FINRA alleged in its third cause of action that requiring customers to agree that arbitrators lack authority to consolidate parties’ claims violates FINRA Rule 2268(d)(1). FINRA contended that such a provision limits or contradicts FINRA Arbitration Rule 12312 which covers specific circumstances in which an arbitrator may consolidate claims.
The parties had differing opinions on how the Federal Arbitration Act (“FAA”) played a role in the matter. Enforcement argued that the FAA was irrelevant and inapplicable because the only determination that need be made when imposing sanctions is whether Schwab violated FINRA Rules. Schwab’s position was that even if the waiver violated FINRA Rules, the FAA preempts FINRA rules and bars their enforcement.
In the Hearing Panel’s order, the first two claims were dismissed. While the Panel found that Schwab’s amendments to the customer agreements did violate FINRA Rules 2268(d)(1) and (d)(3), the rules cannot be enforced in light of the FAA, as construed by the United States Supreme Court in AT&T Mobility, LLC v. Concepcion. The Panel stated that the Supreme Court disfavors rules that override agreements to arbitrate and that such hostility to arbitration is unenforceable. The Concepcion case specifically established that class actions are no exception to the general rule and that a party to an arbitration agreement cannot undermine the agreement by participating in class actions.

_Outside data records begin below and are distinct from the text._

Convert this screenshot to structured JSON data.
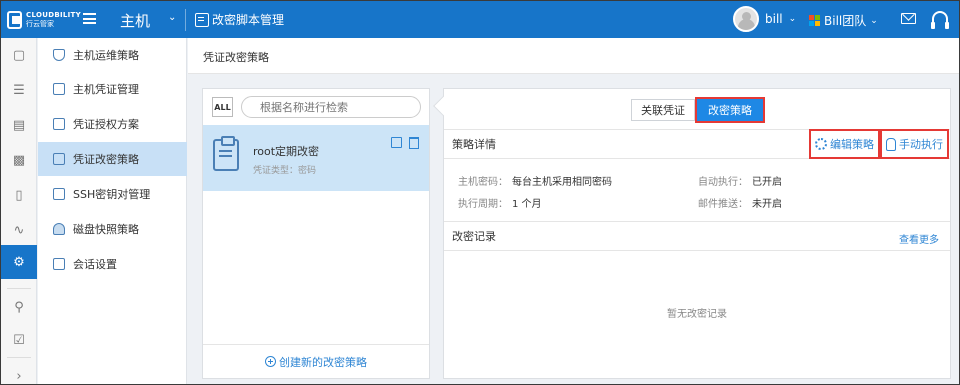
{
  "topbar": {
    "logo_line1": "CLOUDBILITY",
    "logo_line2": "行云管家",
    "module": "主机",
    "breadcrumb": "改密脚本管理",
    "user_name": "bill",
    "team_name": "Bill团队",
    "brand_color": "#1775c9"
  },
  "rail": {
    "icons": [
      "monitor-icon",
      "hierarchy-icon",
      "inbox-icon",
      "clipboard-icon",
      "badge-icon",
      "activity-icon",
      "security-icon",
      "search-icon",
      "check-icon",
      "chevron-right-icon"
    ]
  },
  "sidebar": {
    "items": [
      {
        "label": "主机运维策略",
        "icon": "shield-icon"
      },
      {
        "label": "主机凭证管理",
        "icon": "monitor-icon"
      },
      {
        "label": "凭证授权方案",
        "icon": "certificate-icon"
      },
      {
        "label": "凭证改密策略",
        "icon": "key-icon"
      },
      {
        "label": "SSH密钥对管理",
        "icon": "keypair-icon"
      },
      {
        "label": "磁盘快照策略",
        "icon": "cloud-icon"
      },
      {
        "label": "会话设置",
        "icon": "window-icon"
      }
    ],
    "active_index": 3
  },
  "content": {
    "title": "凭证改密策略"
  },
  "left_panel": {
    "all_label": "ALL",
    "search_placeholder": "根据名称进行检索",
    "policy": {
      "title": "root定期改密",
      "subtitle": "凭证类型：密码"
    },
    "create_label": "创建新的改密策略"
  },
  "right_panel": {
    "tabs": [
      {
        "label": "关联凭证",
        "active": false
      },
      {
        "label": "改密策略",
        "active": true
      }
    ],
    "details_title": "策略详情",
    "edit_label": "编辑策略",
    "run_label": "手动执行",
    "fields": {
      "host_password_key": "主机密码：",
      "host_password_val": "每台主机采用相同密码",
      "auto_exec_key": "自动执行：",
      "auto_exec_val": "已开启",
      "period_key": "执行周期：",
      "period_val": "1 个月",
      "mail_key": "邮件推送：",
      "mail_val": "未开启"
    },
    "records_title": "改密记录",
    "more_label": "查看更多",
    "empty_label": "暂无改密记录"
  }
}
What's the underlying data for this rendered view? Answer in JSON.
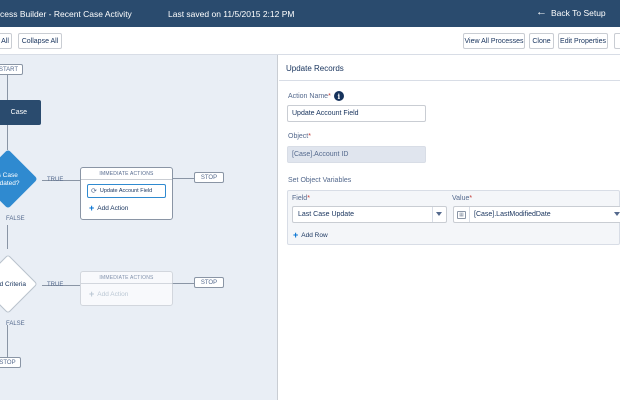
{
  "header": {
    "title": "cess Builder - Recent Case Activity",
    "saved": "Last saved on 11/5/2015 2:12 PM",
    "back_label": "Back To Setup",
    "back_icon": "arrow-left-icon"
  },
  "toolbar": {
    "expand_all": "All",
    "collapse_all": "Collapse All",
    "view_all": "View All Processes",
    "clone": "Clone",
    "edit_properties": "Edit Properties"
  },
  "canvas": {
    "start": "START",
    "object_node": "Case",
    "criteria1_line1": "s Case",
    "criteria1_line2": "pdated?",
    "criteria2": "dd Criteria",
    "true_label": "TRUE",
    "false_label": "FALSE",
    "stop": "STOP",
    "immediate_actions": "IMMEDIATE ACTIONS",
    "action_item": "Update Account Field",
    "add_action": "Add Action"
  },
  "panel": {
    "title": "Update Records",
    "action_name_label": "Action Name",
    "action_name_value": "Update Account Field",
    "object_label": "Object",
    "object_value": "[Case].Account ID",
    "set_vars_label": "Set Object Variables",
    "field_label": "Field",
    "value_label": "Value",
    "field_value": "Last Case Update",
    "value_value": "[Case].LastModifiedDate",
    "add_row": "Add Row"
  },
  "colors": {
    "header_bg": "#2a4b6e",
    "accent": "#2f8ad0",
    "canvas_bg": "#e9eef5",
    "required": "#c23934"
  }
}
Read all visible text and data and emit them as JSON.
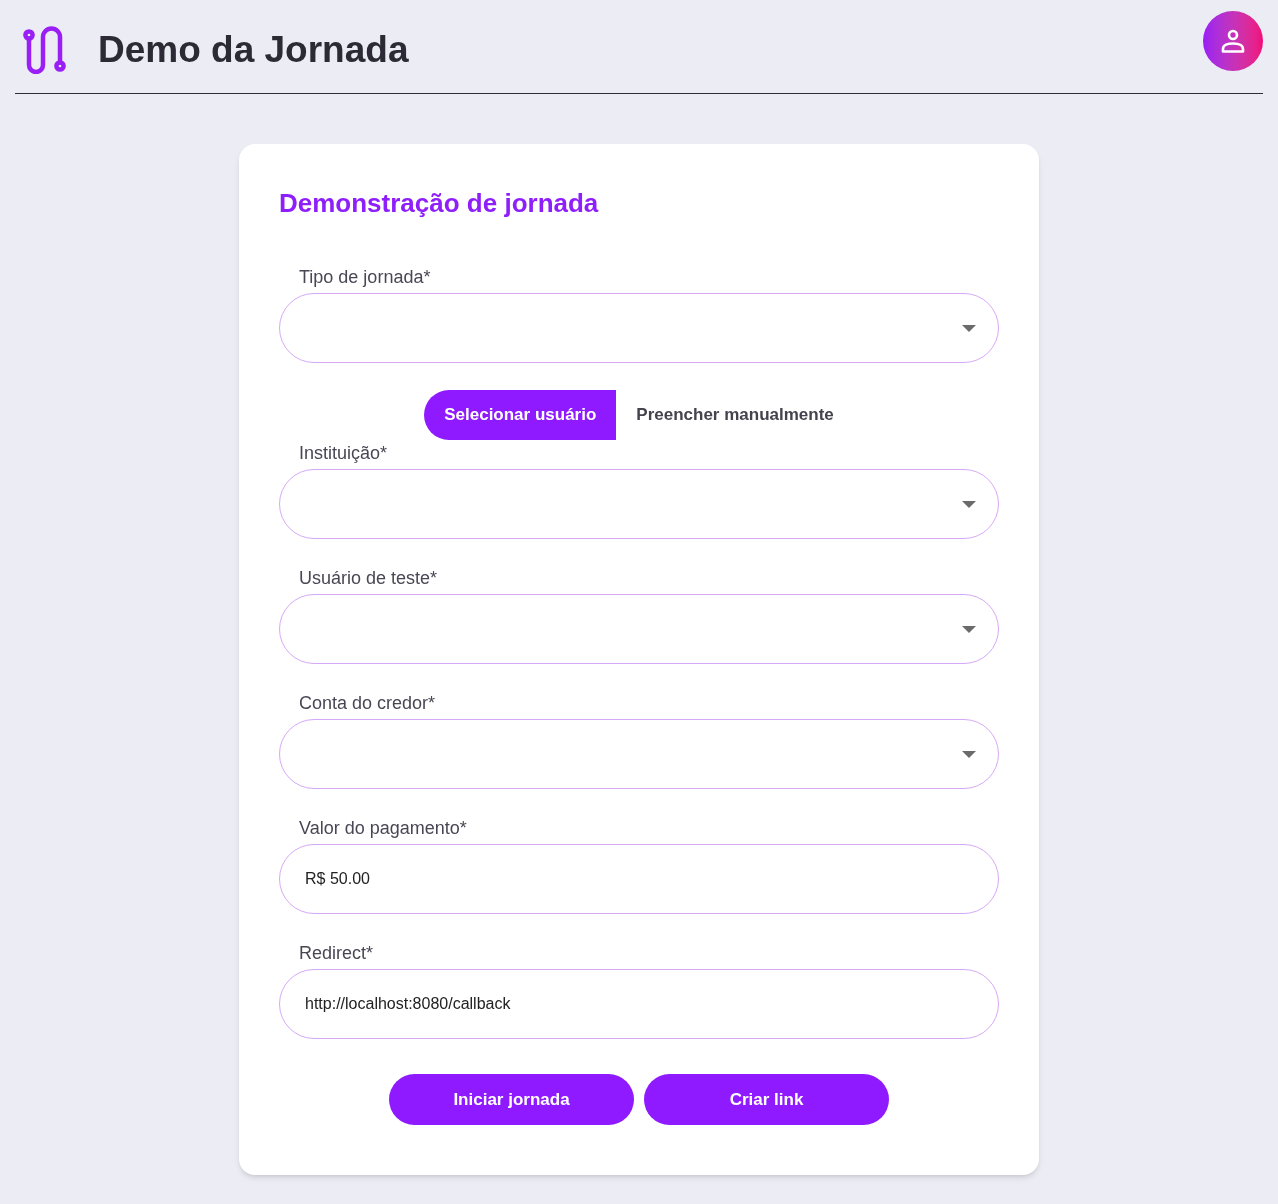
{
  "header": {
    "title": "Demo da Jornada"
  },
  "card": {
    "title": "Demonstração de jornada",
    "items": [
      {
        "kind": "select",
        "label": "Tipo de jornada*"
      },
      {
        "kind": "toggle",
        "options": [
          {
            "label": "Selecionar usuário",
            "selected": true
          },
          {
            "label": "Preencher manualmente",
            "selected": false
          }
        ]
      },
      {
        "kind": "select",
        "label": "Instituição*"
      },
      {
        "kind": "select",
        "label": "Usuário de teste*"
      },
      {
        "kind": "select",
        "label": "Conta do credor*"
      },
      {
        "kind": "text",
        "label": "Valor do pagamento*",
        "value": "R$ 50.00"
      },
      {
        "kind": "text",
        "label": "Redirect*",
        "value": "http://localhost:8080/callback"
      }
    ],
    "buttons": [
      {
        "label": "Iniciar jornada"
      },
      {
        "label": "Criar link"
      }
    ]
  }
}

In regard to Enforcement’s third cause of action, the Panel found that the language which limits the power of arbitrators to consolidates cases violates FINRA Rule 2268(d)(1) in that the agreement:
(i) “undermines the fundamental operation of rule 12312 and, in fact, the overall operation of FINRA Arbitration Rules generally, by depriving FINRA of its authority to grant and circumscribe the power of arbitrators in FINRA’s forum; and (ii) the consolidation language undermines the specific authority given to the arbitrators to join individual claims in specified circumstances.
The Panel also found that the FAA did not bar enforcement of the rules in this instance because the FAA does not govern how arbitration forums operate.
Therefore, Schwab was ordered to take corrective action by removing the language regarding an arbitrator’s power to consolidate claims and notify customers that such language is not effective. Schwab was also ordered to pay a fine of $500,000.
FINRA still has the option of appealing to the National Adjudicatory Council within 45 days of the hearing panel’s decision. Thus, as it stands, while pre-dispute arbitration agreements that require a customer’s waiver of class claims may be volatile of FINRA Rules, such rules cannot be enforced to allow sanctions against FINRA member firms. Essentially, firms could effectively avoid being subject to class claims in any forum. This may prompt FINRA to reevaluate class arbitration rules.